Evaluation of the efficacy of a given engine is a critical component of determining whether to add it to the bench of tools.
The pilot testing phase provides a rigorous framework for making that determination. Training the engine begins with data preparation, feeding the curated TM and existing glossaries into it, which leads to the final MT system application. This MT application will be evaluated with automatic metric scores and human assessment.
The type of human assessment can vary from A/B testing to rating, and if time is short or resources are lacking but the automatic metric scores were encouraging enough, we can leap directly to a very heavy post-editing task. With this strategy, not only are we making progress on the actual project but we’re also collecting valuable feedback for the MTPE consultancy (namely the editing distance score). The goal is its eventual deployment into a CAT (Computer Aided Translation) tool.
To be clear, these processes are not the final arbiter. Comparisons between MT tools are also a valuable component of the evaluation. Results from several engines are assessed to discover the best engine for a given project. The output is then given a post-editing test to compare the post-editor’s productivity and consider the level of usability of the machine-translated text.
Finally, gauging the data on quality may involve rating fluency and accuracy, annotating the main error types, and garnering human feedback from linguists (professional translators/post-editors specialized in the given domain or genre) for the given language.
None of this work happens in a vacuum, or outside of the developer’s and publisher’s awareness. Indeed, the process is very much a collaboration between the parties involved. Our partners provide any relevant previous content and their quality expectations, and PTW recommends the MT solution best suited to the project, if any. This collaboration also includes the engine customization and quality testing that will make the solution fit the needs of the project. The developer will also share their workflow so PTW can engineer the best integration, which eases any slowdowns that might otherwise occur.
Linguists at PTW have been trained in Machine Translation post-editing with Neural MT engines. To reduce the time and effort of such post-editing, a process called “APE” (Automatic Post-Editing) is applied. APE includes rules to manage gender control, redaction, moderation, and other post-processing techniques applied to the target MT output before sending the files to our linguists. These rules are customized to the project requirements when style guides or glossaries are available. Of course, we can assist in creating and developing relevant glossaries and style guides to be exploited with the semi- or fully- customized MT engines.
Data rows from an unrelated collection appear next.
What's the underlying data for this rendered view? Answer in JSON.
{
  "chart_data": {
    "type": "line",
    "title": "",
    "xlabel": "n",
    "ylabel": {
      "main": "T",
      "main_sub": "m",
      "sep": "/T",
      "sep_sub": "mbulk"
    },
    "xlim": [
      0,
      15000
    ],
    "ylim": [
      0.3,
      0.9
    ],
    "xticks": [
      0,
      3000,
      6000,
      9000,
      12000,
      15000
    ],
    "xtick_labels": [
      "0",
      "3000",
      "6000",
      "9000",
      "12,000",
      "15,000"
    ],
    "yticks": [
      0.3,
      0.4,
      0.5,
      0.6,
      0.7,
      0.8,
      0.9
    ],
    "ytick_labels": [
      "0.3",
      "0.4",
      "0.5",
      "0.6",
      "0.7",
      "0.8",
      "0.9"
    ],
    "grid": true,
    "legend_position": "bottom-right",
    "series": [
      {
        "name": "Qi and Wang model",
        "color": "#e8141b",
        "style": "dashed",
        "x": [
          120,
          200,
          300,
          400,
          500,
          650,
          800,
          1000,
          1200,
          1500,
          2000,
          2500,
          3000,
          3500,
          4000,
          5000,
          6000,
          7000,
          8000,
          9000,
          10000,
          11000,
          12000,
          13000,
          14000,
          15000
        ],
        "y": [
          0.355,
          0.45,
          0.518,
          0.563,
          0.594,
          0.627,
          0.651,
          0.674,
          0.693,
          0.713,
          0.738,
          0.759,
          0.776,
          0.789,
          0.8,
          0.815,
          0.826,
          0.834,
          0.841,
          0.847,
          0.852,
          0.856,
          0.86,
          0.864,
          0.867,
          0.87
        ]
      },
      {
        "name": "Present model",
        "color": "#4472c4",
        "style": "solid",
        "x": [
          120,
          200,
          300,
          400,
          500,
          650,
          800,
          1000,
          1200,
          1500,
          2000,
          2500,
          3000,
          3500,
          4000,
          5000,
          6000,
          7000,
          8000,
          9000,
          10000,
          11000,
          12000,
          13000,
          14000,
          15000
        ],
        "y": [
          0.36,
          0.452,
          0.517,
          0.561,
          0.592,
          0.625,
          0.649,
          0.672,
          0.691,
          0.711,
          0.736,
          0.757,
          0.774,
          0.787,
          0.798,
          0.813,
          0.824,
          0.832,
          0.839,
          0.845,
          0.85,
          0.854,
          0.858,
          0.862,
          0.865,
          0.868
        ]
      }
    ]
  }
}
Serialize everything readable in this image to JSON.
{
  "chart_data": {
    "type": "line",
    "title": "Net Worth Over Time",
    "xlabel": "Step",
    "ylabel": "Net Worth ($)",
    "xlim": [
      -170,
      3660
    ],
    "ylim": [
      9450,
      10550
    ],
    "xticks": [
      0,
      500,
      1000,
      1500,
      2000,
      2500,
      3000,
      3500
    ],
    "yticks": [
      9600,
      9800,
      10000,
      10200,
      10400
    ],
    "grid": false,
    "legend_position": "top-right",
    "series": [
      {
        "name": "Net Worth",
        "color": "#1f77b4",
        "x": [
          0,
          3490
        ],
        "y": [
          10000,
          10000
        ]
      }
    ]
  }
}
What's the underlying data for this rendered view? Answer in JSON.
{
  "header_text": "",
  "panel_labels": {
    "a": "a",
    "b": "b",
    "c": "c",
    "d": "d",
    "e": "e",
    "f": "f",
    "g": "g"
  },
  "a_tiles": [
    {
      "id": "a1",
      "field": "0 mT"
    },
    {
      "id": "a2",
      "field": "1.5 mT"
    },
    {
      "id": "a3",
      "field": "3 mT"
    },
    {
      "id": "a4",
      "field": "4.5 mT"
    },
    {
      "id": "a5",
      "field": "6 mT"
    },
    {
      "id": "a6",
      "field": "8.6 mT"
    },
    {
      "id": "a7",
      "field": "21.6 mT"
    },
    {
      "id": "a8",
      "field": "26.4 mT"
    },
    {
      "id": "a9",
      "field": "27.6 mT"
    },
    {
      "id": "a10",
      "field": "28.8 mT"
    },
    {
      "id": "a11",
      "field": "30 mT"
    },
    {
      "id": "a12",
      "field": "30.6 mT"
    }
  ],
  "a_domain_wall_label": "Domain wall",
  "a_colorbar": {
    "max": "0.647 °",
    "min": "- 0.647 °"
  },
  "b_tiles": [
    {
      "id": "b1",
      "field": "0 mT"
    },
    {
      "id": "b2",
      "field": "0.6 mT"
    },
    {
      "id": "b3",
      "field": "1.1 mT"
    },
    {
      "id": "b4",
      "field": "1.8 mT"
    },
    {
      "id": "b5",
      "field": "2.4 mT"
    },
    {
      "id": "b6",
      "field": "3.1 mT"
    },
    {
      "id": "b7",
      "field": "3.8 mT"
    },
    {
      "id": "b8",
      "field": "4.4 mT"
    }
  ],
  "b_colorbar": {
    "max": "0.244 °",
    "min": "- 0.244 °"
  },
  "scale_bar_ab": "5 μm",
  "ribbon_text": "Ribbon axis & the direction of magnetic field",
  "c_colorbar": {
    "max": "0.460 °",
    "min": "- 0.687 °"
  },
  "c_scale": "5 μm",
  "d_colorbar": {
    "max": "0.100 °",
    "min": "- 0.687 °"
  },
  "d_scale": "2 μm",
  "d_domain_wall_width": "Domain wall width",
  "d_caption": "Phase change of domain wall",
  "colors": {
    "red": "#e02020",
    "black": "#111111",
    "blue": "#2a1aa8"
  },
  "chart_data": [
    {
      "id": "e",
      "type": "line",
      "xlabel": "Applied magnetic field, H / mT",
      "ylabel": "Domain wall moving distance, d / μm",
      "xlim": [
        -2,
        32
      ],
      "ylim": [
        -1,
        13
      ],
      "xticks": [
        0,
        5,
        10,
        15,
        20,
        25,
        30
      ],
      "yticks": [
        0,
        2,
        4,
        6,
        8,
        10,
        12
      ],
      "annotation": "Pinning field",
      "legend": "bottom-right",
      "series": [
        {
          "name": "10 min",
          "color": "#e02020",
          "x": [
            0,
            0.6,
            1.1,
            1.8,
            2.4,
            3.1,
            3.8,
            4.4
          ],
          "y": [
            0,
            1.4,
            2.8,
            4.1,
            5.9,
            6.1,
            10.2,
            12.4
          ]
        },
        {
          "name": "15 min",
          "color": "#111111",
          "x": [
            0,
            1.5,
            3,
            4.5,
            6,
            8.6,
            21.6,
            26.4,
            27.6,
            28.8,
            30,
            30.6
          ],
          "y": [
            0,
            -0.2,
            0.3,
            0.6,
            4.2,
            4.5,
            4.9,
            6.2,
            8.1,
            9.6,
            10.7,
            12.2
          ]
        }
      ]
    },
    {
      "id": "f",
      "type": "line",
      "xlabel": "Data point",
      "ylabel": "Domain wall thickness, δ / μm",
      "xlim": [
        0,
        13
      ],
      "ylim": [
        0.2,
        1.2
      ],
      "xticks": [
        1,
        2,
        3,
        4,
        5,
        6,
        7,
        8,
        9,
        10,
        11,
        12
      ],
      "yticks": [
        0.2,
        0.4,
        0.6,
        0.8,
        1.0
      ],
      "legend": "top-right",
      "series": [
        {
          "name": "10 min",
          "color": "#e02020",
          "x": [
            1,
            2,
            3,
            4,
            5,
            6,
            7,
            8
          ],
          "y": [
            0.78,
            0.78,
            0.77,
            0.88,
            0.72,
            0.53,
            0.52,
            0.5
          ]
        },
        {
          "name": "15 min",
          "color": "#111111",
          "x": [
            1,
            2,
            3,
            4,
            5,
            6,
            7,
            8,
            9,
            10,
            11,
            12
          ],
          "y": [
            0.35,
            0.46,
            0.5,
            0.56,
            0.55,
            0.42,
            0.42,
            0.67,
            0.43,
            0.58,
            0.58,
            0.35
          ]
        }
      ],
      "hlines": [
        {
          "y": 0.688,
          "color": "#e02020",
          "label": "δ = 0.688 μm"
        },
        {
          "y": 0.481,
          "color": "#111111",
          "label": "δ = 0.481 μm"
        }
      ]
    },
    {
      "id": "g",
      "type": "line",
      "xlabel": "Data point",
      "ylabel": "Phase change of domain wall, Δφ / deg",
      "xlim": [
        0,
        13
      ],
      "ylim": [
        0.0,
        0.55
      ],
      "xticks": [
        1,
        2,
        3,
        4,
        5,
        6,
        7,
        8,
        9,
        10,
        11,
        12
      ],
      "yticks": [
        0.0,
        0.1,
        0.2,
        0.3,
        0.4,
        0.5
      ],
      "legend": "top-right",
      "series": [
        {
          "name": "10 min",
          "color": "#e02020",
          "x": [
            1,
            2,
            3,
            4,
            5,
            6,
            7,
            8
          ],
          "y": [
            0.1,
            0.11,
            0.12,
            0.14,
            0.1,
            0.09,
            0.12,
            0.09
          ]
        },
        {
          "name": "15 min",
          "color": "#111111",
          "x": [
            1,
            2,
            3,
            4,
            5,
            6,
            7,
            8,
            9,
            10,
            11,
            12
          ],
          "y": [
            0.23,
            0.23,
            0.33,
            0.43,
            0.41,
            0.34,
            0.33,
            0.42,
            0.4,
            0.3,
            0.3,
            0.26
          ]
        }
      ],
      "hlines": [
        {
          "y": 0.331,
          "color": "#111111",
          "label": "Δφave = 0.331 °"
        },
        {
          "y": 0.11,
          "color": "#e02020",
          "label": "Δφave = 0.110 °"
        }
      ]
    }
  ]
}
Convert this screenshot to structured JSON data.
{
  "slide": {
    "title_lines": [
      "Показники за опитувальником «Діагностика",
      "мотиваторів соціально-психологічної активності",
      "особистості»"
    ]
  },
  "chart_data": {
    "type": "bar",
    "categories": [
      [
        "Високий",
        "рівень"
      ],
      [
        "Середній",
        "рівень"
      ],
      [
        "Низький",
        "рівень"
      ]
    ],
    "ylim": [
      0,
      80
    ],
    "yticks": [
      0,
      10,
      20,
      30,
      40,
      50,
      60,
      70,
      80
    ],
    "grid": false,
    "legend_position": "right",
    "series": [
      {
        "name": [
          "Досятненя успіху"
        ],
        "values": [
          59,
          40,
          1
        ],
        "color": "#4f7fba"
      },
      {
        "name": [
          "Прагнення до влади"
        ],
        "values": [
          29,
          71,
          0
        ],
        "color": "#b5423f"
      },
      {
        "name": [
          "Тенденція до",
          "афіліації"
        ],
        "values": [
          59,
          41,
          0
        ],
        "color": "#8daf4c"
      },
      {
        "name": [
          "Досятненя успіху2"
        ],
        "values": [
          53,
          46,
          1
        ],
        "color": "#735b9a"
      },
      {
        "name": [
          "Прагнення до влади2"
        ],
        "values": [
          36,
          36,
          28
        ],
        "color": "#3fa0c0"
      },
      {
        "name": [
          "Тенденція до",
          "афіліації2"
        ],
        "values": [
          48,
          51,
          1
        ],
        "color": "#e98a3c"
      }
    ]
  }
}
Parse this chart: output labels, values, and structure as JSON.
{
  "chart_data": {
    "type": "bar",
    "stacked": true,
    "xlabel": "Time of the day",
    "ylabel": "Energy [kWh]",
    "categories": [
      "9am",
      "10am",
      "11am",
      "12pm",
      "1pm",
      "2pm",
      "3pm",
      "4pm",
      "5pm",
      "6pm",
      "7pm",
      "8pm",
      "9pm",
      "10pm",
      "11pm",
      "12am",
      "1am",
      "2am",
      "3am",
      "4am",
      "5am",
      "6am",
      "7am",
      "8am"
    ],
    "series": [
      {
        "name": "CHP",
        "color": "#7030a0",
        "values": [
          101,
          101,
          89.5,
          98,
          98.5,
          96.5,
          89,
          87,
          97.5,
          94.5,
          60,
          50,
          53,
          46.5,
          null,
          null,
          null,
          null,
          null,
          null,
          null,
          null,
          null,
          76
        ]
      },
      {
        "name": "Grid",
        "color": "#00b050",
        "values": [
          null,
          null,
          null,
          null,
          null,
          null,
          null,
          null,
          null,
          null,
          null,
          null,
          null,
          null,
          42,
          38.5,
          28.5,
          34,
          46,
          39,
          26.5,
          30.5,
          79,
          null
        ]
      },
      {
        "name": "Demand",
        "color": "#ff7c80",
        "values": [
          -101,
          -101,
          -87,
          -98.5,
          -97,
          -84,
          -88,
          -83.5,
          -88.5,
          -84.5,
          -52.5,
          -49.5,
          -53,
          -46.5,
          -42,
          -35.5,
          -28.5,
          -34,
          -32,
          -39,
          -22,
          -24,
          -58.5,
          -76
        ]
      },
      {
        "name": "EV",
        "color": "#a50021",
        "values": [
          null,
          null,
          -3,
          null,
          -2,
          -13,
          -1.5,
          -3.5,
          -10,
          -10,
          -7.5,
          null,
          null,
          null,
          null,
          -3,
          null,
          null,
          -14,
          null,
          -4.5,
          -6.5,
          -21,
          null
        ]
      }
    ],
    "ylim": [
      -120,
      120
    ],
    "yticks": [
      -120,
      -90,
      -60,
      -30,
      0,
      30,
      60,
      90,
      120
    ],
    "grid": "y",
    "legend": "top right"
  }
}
Our post-editors are trained in providing structured feedback to keep improving the MT engine, and they are involved in the set-up and the closure of the project. While sometimes one may not find game specialists as post-editors, it is advisable that your translators have extensive experience both in the register (for example, in-game dialogue may require colloquial speech, which can be a feature present in the profile of audiovisual translators who worked on TV series or film translations) and in the domain or genre (a racing game is, of course, different from an arcade game). Like MT systems, the best human resource must be selected for your MTPE project.
So, it should be clear at this point that we understand the Machine Translation process to be a marathon, rather than a sprint. It is a process that builds upon itself, so constant refinement—and more importantly, the need to allow for the time it takes to confirm those refinements—is a necessary part of the methodology that produces the best results over time. It’s important not to consider MT to be an easy solution, as MT output does need continuous validation.
We consider the effort and time this process takes to be well worth the investment, as it allows us to provide the highest quality output for our partners while reducing time to market.